JD : Vous êtes un chef cuisinier, votre titre exact est d’ailleurs Chef exécutif et directeur de la restauration de l’hôtel Mandarin Oriental dans le quartier de la place Vendôme. Quelle est votre recette pour inspirer la confiance de vos 400 collaborateurs ?

TM : Les Compagnons du Devoir chez lesquels j’ai été formé disaient : l’exemple est la seule preuve de l’autorité. Le général vendéen Henri de La Rochejaquelein, haranguait ainsi en 1793 ses troupes, des paysans, des ouvriers qui connaissaient peu l’art de la guerre : « si j’avance suivez-moi, si je recule tuez-moi, si je meurs, vengez-moi ». C’est l’exemplarité qui fait que l’on vous suit. Et bien sûr aussi vivre dans la vérité avec vous-mêmes, vos projets et vos collaborateurs. On a trop longtemps cru qu’il fallait dissimuler aux collaborateurs et qu’il existait une tête pensante. Il faut bien sûr une tête de direction, mais sans le corpus de l’entreprise, cela ne suivra pas. La tête doit être exemplaire et avoir le sens de la communication avec toutes les strates de l’entreprise. C’est comme cela qu’on réunit toutes ses forces « en son grade et en sa qualité », comme on dit chez les Compagnons du Devoir.


JD : Ce qui implique une nouvelle forme de management ?

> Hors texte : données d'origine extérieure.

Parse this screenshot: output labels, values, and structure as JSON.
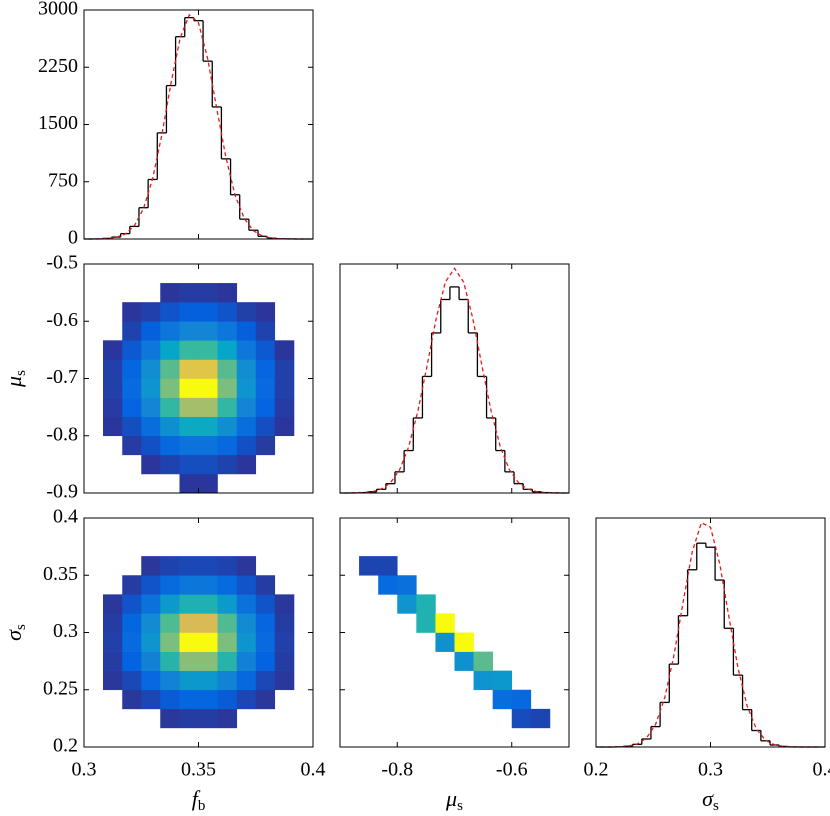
{
  "chart_data": [
    {
      "type": "histogram",
      "color": "#000000",
      "fit_color": "#e41a1c",
      "bins": [
        0.3,
        0.304,
        0.308,
        0.312,
        0.316,
        0.32,
        0.324,
        0.328,
        0.332,
        0.336,
        0.34,
        0.344,
        0.348,
        0.352,
        0.356,
        0.36,
        0.364,
        0.368,
        0.372,
        0.376,
        0.38,
        0.384,
        0.388,
        0.392,
        0.396,
        0.4
      ],
      "values": [
        0,
        1,
        8,
        25,
        70,
        165,
        410,
        780,
        1390,
        2010,
        2650,
        2900,
        2860,
        2330,
        1730,
        1050,
        580,
        260,
        115,
        35,
        12,
        3,
        1,
        0,
        0
      ],
      "fit": [
        0,
        1,
        6,
        21,
        65,
        174,
        400,
        796,
        1366,
        2044,
        2635,
        2937,
        2832,
        2362,
        1704,
        1064,
        571,
        268,
        108,
        38,
        11,
        3,
        1,
        0,
        0
      ],
      "xlim": [
        0.3,
        0.4
      ],
      "ylim": [
        0,
        3000
      ],
      "xticks": [
        0.3,
        0.35,
        0.4
      ],
      "yticks": [
        0,
        750,
        1500,
        2250,
        3000
      ],
      "xticklabels": false,
      "yticklabels": true
    },
    {
      "type": "heatmap",
      "xbins": [
        0.3,
        0.3083,
        0.3167,
        0.325,
        0.3333,
        0.3417,
        0.35,
        0.3583,
        0.3667,
        0.375,
        0.3833,
        0.3917,
        0.4
      ],
      "ybins": [
        -0.9,
        -0.8667,
        -0.8333,
        -0.8,
        -0.7667,
        -0.7333,
        -0.7,
        -0.6667,
        -0.6333,
        -0.6,
        -0.5667,
        -0.5333,
        -0.5
      ],
      "counts": [
        [
          0,
          0,
          0,
          0,
          0,
          1,
          1,
          0,
          0,
          0,
          0,
          0
        ],
        [
          0,
          0,
          0,
          1,
          4,
          8,
          8,
          4,
          1,
          0,
          0,
          0
        ],
        [
          0,
          0,
          2,
          10,
          33,
          56,
          56,
          33,
          10,
          2,
          0,
          0
        ],
        [
          0,
          1,
          9,
          43,
          145,
          248,
          248,
          145,
          43,
          9,
          1,
          0
        ],
        [
          0,
          2,
          23,
          110,
          367,
          631,
          631,
          367,
          110,
          23,
          2,
          0
        ],
        [
          0,
          3,
          34,
          162,
          540,
          927,
          927,
          540,
          162,
          34,
          3,
          0
        ],
        [
          0,
          3,
          28,
          137,
          456,
          782,
          782,
          456,
          137,
          28,
          3,
          0
        ],
        [
          0,
          1,
          14,
          68,
          225,
          387,
          387,
          225,
          68,
          14,
          1,
          0
        ],
        [
          0,
          0,
          4,
          19,
          64,
          110,
          110,
          64,
          19,
          4,
          0,
          0
        ],
        [
          0,
          0,
          1,
          3,
          11,
          19,
          19,
          11,
          3,
          1,
          0,
          0
        ],
        [
          0,
          0,
          0,
          0,
          1,
          2,
          2,
          1,
          0,
          0,
          0,
          0
        ],
        [
          0,
          0,
          0,
          0,
          0,
          0,
          0,
          0,
          0,
          0,
          0,
          0
        ]
      ],
      "xlim": [
        0.3,
        0.4
      ],
      "ylim": [
        -0.9,
        -0.5
      ],
      "xticks": [
        0.3,
        0.35,
        0.4
      ],
      "yticks": [
        -0.9,
        -0.8,
        -0.7,
        -0.6,
        -0.5
      ],
      "xticklabels": false,
      "yticklabels": true,
      "ylabel": [
        "μ",
        "s"
      ]
    },
    {
      "type": "histogram",
      "color": "#000000",
      "fit_color": "#e41a1c",
      "bins": [
        -0.9,
        -0.884,
        -0.868,
        -0.852,
        -0.836,
        -0.82,
        -0.804,
        -0.788,
        -0.772,
        -0.756,
        -0.74,
        -0.724,
        -0.708,
        -0.692,
        -0.676,
        -0.66,
        -0.644,
        -0.628,
        -0.612,
        -0.596,
        -0.58,
        -0.564,
        -0.548,
        -0.532,
        -0.516,
        -0.5
      ],
      "values": [
        0,
        1,
        5,
        16,
        48,
        122,
        277,
        556,
        983,
        1527,
        2097,
        2535,
        2700,
        2535,
        2097,
        1527,
        983,
        556,
        277,
        122,
        48,
        16,
        5,
        1,
        0
      ],
      "fit": [
        0,
        1,
        5,
        17,
        52,
        133,
        302,
        606,
        1071,
        1664,
        2286,
        2763,
        2943,
        2763,
        2286,
        1664,
        1071,
        606,
        302,
        133,
        52,
        17,
        5,
        1,
        0
      ],
      "xlim": [
        -0.9,
        -0.5
      ],
      "ylim": [
        0,
        3000
      ],
      "xticks": [
        -0.8,
        -0.6
      ],
      "yticks": [],
      "xticklabels": false,
      "yticklabels": false
    },
    {
      "type": "heatmap",
      "xbins": [
        0.3,
        0.3083,
        0.3167,
        0.325,
        0.3333,
        0.3417,
        0.35,
        0.3583,
        0.3667,
        0.375,
        0.3833,
        0.3917,
        0.4
      ],
      "ybins": [
        0.2,
        0.2167,
        0.2333,
        0.25,
        0.2667,
        0.2833,
        0.3,
        0.3167,
        0.3333,
        0.35,
        0.3667,
        0.3833,
        0.4
      ],
      "counts": [
        [
          0,
          0,
          0,
          0,
          0,
          0,
          0,
          0,
          0,
          0,
          0,
          0
        ],
        [
          0,
          0,
          0,
          0,
          1,
          2,
          2,
          1,
          0,
          0,
          0,
          0
        ],
        [
          0,
          0,
          1,
          5,
          16,
          27,
          27,
          16,
          5,
          1,
          0,
          0
        ],
        [
          0,
          1,
          6,
          31,
          102,
          175,
          175,
          102,
          31,
          6,
          1,
          0
        ],
        [
          0,
          2,
          21,
          100,
          331,
          569,
          569,
          331,
          100,
          21,
          2,
          0
        ],
        [
          0,
          3,
          34,
          162,
          538,
          924,
          924,
          538,
          162,
          34,
          3,
          0
        ],
        [
          0,
          2,
          27,
          131,
          437,
          750,
          750,
          437,
          131,
          27,
          2,
          0
        ],
        [
          0,
          1,
          11,
          53,
          177,
          305,
          305,
          177,
          53,
          11,
          1,
          0
        ],
        [
          0,
          0,
          2,
          11,
          36,
          62,
          62,
          36,
          11,
          2,
          0,
          0
        ],
        [
          0,
          0,
          0,
          1,
          4,
          6,
          6,
          4,
          1,
          0,
          0,
          0
        ],
        [
          0,
          0,
          0,
          0,
          0,
          0,
          0,
          0,
          0,
          0,
          0,
          0
        ],
        [
          0,
          0,
          0,
          0,
          0,
          0,
          0,
          0,
          0,
          0,
          0,
          0
        ]
      ],
      "xlim": [
        0.3,
        0.4
      ],
      "ylim": [
        0.2,
        0.4
      ],
      "xticks": [
        0.3,
        0.35,
        0.4
      ],
      "yticks": [
        0.2,
        0.25,
        0.3,
        0.35,
        0.4
      ],
      "xticklabels": true,
      "yticklabels": true,
      "xlabel": [
        "f",
        "b"
      ],
      "ylabel": [
        "σ",
        "s"
      ]
    },
    {
      "type": "heatmap",
      "xbins": [
        -0.9,
        -0.8667,
        -0.8333,
        -0.8,
        -0.7667,
        -0.7333,
        -0.7,
        -0.6667,
        -0.6333,
        -0.6,
        -0.5667,
        -0.5333,
        -0.5
      ],
      "ybins": [
        0.2,
        0.2167,
        0.2333,
        0.25,
        0.2667,
        0.2833,
        0.3,
        0.3167,
        0.3333,
        0.35,
        0.3667,
        0.3833,
        0.4
      ],
      "counts": [
        [
          0,
          0,
          0,
          0,
          0,
          0,
          0,
          0,
          0,
          0,
          0,
          0
        ],
        [
          0,
          0,
          0,
          0,
          0,
          0,
          0,
          0,
          0,
          6,
          4,
          0
        ],
        [
          0,
          0,
          0,
          0,
          0,
          0,
          0,
          0,
          34,
          28,
          0,
          0
        ],
        [
          0,
          0,
          0,
          0,
          0,
          0,
          0,
          140,
          150,
          0,
          0,
          0
        ],
        [
          0,
          0,
          0,
          0,
          0,
          0,
          130,
          400,
          0,
          0,
          0,
          0
        ],
        [
          0,
          0,
          0,
          0,
          0,
          130,
          800,
          0,
          0,
          0,
          0,
          0
        ],
        [
          0,
          0,
          0,
          0,
          270,
          800,
          0,
          0,
          0,
          0,
          0,
          0
        ],
        [
          0,
          0,
          0,
          140,
          270,
          0,
          0,
          0,
          0,
          0,
          0,
          0
        ],
        [
          0,
          0,
          30,
          44,
          0,
          0,
          0,
          0,
          0,
          0,
          0,
          0
        ],
        [
          0,
          4,
          4,
          0,
          0,
          0,
          0,
          0,
          0,
          0,
          0,
          0
        ],
        [
          0,
          0,
          0,
          0,
          0,
          0,
          0,
          0,
          0,
          0,
          0,
          0
        ],
        [
          0,
          0,
          0,
          0,
          0,
          0,
          0,
          0,
          0,
          0,
          0,
          0
        ]
      ],
      "xlim": [
        -0.9,
        -0.5
      ],
      "ylim": [
        0.2,
        0.4
      ],
      "xticks": [
        -0.8,
        -0.6
      ],
      "yticks": [
        0.2,
        0.25,
        0.3,
        0.35,
        0.4
      ],
      "xticklabels": true,
      "yticklabels": false,
      "xlabel": [
        "μ",
        "s"
      ]
    },
    {
      "type": "histogram",
      "color": "#000000",
      "fit_color": "#e41a1c",
      "bins": [
        0.2,
        0.208,
        0.216,
        0.224,
        0.232,
        0.24,
        0.248,
        0.256,
        0.264,
        0.272,
        0.28,
        0.288,
        0.296,
        0.304,
        0.312,
        0.32,
        0.328,
        0.336,
        0.344,
        0.352,
        0.36,
        0.368,
        0.376,
        0.384,
        0.392,
        0.4
      ],
      "values": [
        0,
        0,
        2,
        10,
        35,
        105,
        267,
        584,
        1086,
        1720,
        2322,
        2670,
        2617,
        2187,
        1555,
        942,
        489,
        216,
        81,
        26,
        7,
        1,
        0,
        0,
        0
      ],
      "fit": [
        0,
        0,
        2,
        11,
        39,
        116,
        294,
        642,
        1195,
        1892,
        2554,
        2937,
        2879,
        2406,
        1711,
        1036,
        538,
        238,
        89,
        29,
        8,
        1,
        0,
        0,
        0
      ],
      "xlim": [
        0.2,
        0.4
      ],
      "ylim": [
        0,
        3000
      ],
      "xticks": [
        0.2,
        0.3,
        0.4
      ],
      "yticks": [],
      "xticklabels": true,
      "yticklabels": false,
      "xlabel": [
        "σ",
        "s"
      ]
    }
  ]
}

TM : Aujourd’hui, l’entreprise qui réussit est devenue une communauté. L’entreprise qui applique un management « à brûle-pourpoint », cela ne marche plus. Nous devons appliquer ce management communautaire qui peut ainsi se définir : « ce que je fais pour toi, tu le fais pour moi ». Je crois à l’entreprise sociale. Il faut que chacun puisse en tirer l’usufruit soit dans un épanouissement professionnel soit dans un épanouissement économique. Si vous n’y arrivez pas, il ne peut y avoir de confiance. Aujourd’hui, les jeunes de la génération Y veulent savoir pourquoi – et non pas comment ils vont travailler dans une entreprise. Si vous n’arrivez pas à leur faire partager l’idée de votre projet, vous aurez des salariés frustrés et inefficaces.